April 26, 2024

The Fraud Of Voter Fraud

Aug. 26, 2016

Donald Trump says if he loses in Ohio or Pennsylvania, both of which voted for Barack Obama in 2008 and 2012, it will be because of “rigged” voting. That makes him the first presidential candidate in memory, and maybe ever, making excuses for a loss months before the election takes place.

The culprit, according to Trump and others, is voter fraud. Just how bad is this problem that’s motivated more than 30 states to enact rules making it more difficult for people to vote? Not very.

Let’s start with Pennsylvania, home of the predicted rigged presidential election.

The Pennsylvania Legislature passed a fairly strict voter identification law to stop the scourge of voter fraud. At least that’s what Republican state leaders claimed. As was the case everywhere such laws were passed, there was a court challenge.

The state was unable to provide even a single instance of voter identification fraud — not one — and a state judge tossed the new law.

Both Wisconsin and North Carolina enacted similar laws; but neither could demonstrate a problem being solved, and both laws were struck down by federal courts. Those courts were especially concerned the new laws most adversely impacted minorities, the majority of whom vote for Democrats. A cynic might suggest the new laws were designed specifically to disenfranchise them.

(Michigan legislators took a different approach, trying to eliminate straight-party voting. What a surprise that those areas with the most straight-ticket ballots were in heavily Democratic southeastern Michigan! A federal court tossed the new law.)

Most of the faux concern for voter identification laws was birthed by Kansas Secretary of State Kris Kobach, who is obsessed with the idea that illegal immigrants are fraudulently voting. (He also helped author most states’ new anti-illegal-immigrant laws, nearly all of which have been undone by the federal courts.)

Kobach decided to prove his theory and launched a huge effort to analyze votes. He and his staff looked at a whopping 84 million votes cast in 22 different states. They found 14 cases of alleged voter fraud.

Texas, similarly afflicted with the notion of illegal immigrants voting, studied a decade’s worth of elections encompassing 42 million total votes. They found 85 cases they considered fraud, which included cases of convicted felons who had tried to vote, people who had voted in the wrong precinct, a couple of people who had voted twice, and a lot of good old-fashioned human error.

They did not discover one illegal immigrants who had tried to vote. And with good reason.

Voting leaves a paper trail — or at least a computer trail. People here illegally are not inclined to leave such trails with the government, so they don’t do something so foolish as attempt to vote.

The overwhelming majority of alleged voter fraud turns out to be simple human error absent any intent to defraud. And there are already state and federal laws on the books for any real voter fraud, but fewer than 20 prosecutions occur annually at either the state or federal level.

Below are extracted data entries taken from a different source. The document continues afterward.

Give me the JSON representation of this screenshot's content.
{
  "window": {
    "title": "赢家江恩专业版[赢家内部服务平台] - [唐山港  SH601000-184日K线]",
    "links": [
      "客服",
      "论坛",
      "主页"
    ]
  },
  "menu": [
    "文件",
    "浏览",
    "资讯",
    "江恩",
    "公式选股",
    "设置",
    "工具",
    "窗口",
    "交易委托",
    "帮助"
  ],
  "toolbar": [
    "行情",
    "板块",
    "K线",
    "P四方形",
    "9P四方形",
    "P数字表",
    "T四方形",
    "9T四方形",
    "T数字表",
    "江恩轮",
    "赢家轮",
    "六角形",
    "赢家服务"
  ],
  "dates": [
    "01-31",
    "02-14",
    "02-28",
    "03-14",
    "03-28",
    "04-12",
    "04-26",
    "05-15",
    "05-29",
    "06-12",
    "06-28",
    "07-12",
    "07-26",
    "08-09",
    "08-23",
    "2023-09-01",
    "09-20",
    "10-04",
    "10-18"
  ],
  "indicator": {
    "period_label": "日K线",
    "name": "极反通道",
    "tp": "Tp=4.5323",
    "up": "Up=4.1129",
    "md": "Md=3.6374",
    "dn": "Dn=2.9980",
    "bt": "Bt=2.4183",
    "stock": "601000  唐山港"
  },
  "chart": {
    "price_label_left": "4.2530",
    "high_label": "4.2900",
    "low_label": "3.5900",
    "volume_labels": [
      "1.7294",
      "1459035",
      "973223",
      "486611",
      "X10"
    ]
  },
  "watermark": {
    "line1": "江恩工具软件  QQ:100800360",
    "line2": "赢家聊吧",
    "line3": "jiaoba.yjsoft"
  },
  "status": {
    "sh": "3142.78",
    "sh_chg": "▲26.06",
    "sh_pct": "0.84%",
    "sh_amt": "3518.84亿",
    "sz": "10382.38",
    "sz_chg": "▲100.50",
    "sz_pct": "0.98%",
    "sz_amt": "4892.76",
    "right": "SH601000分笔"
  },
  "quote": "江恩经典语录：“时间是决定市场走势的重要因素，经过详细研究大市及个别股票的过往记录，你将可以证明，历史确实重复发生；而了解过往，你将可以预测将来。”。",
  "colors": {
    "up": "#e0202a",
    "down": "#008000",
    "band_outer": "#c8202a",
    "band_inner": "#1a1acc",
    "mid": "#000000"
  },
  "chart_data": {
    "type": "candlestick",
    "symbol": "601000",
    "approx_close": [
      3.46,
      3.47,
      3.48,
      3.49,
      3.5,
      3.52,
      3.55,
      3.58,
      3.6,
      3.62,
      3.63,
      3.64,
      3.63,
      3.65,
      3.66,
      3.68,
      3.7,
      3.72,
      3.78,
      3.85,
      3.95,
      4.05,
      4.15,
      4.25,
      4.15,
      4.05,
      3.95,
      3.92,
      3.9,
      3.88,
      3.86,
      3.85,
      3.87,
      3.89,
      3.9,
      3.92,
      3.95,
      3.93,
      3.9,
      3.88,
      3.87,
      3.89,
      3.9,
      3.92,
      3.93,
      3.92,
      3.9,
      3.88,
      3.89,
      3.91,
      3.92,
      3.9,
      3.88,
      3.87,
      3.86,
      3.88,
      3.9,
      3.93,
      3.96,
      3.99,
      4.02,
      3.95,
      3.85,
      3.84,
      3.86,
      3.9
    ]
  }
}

There are, of course, exceptions. Most at risk are small communities with old-fashioned political machines and ancient voting systems where a few votes, or a few dozen, can swing an election.

Then there was Illinois in 1982, the last of the elections with prosecuted and proven widespread fraud. The gubernatorial race between Republican Jim Thompson and Democrat Adlai Stevenson, III, was close and contentious. Stevenson, believing fraud in the rural parts of the state might have cost him the election, demanded and received a recount.

Plenty of systemic fraud was found, but nearly all of it was in Cook County and favored Stevenson, not Thompson. As many as 100,000 votes were fraudulently cast, and nearly 700 people were either convicted or pleaded guilty to various counts of election fraud.

Importantly, it was the first time investigators used computers to track and confirm voting patterns and individual votes. Voter fraud forever became more difficult. As computerized voting machines started cropping up — especially those machines that count your vote as soon as the machine grabs your ballot — cheating became a real chore.

It’s likely an industrious and clever computer hacker could penetrate our computerized voting world and reprogram the software to create all kinds of mischief, including vote fraud. Hackers always seem to be a step ahead of those trying to stop them. But flipping lots of votes would be too obvious, and changing a few here and there would be arduous. Plus, investigators now have software designed to catch all but the most devious cheaters.

Democrats rigging Pennsylvania, with more than 5.6 million votes likely being cast for president, is absurd. Nor is it likely necessary, considering the state’s recent voting history and the current polls.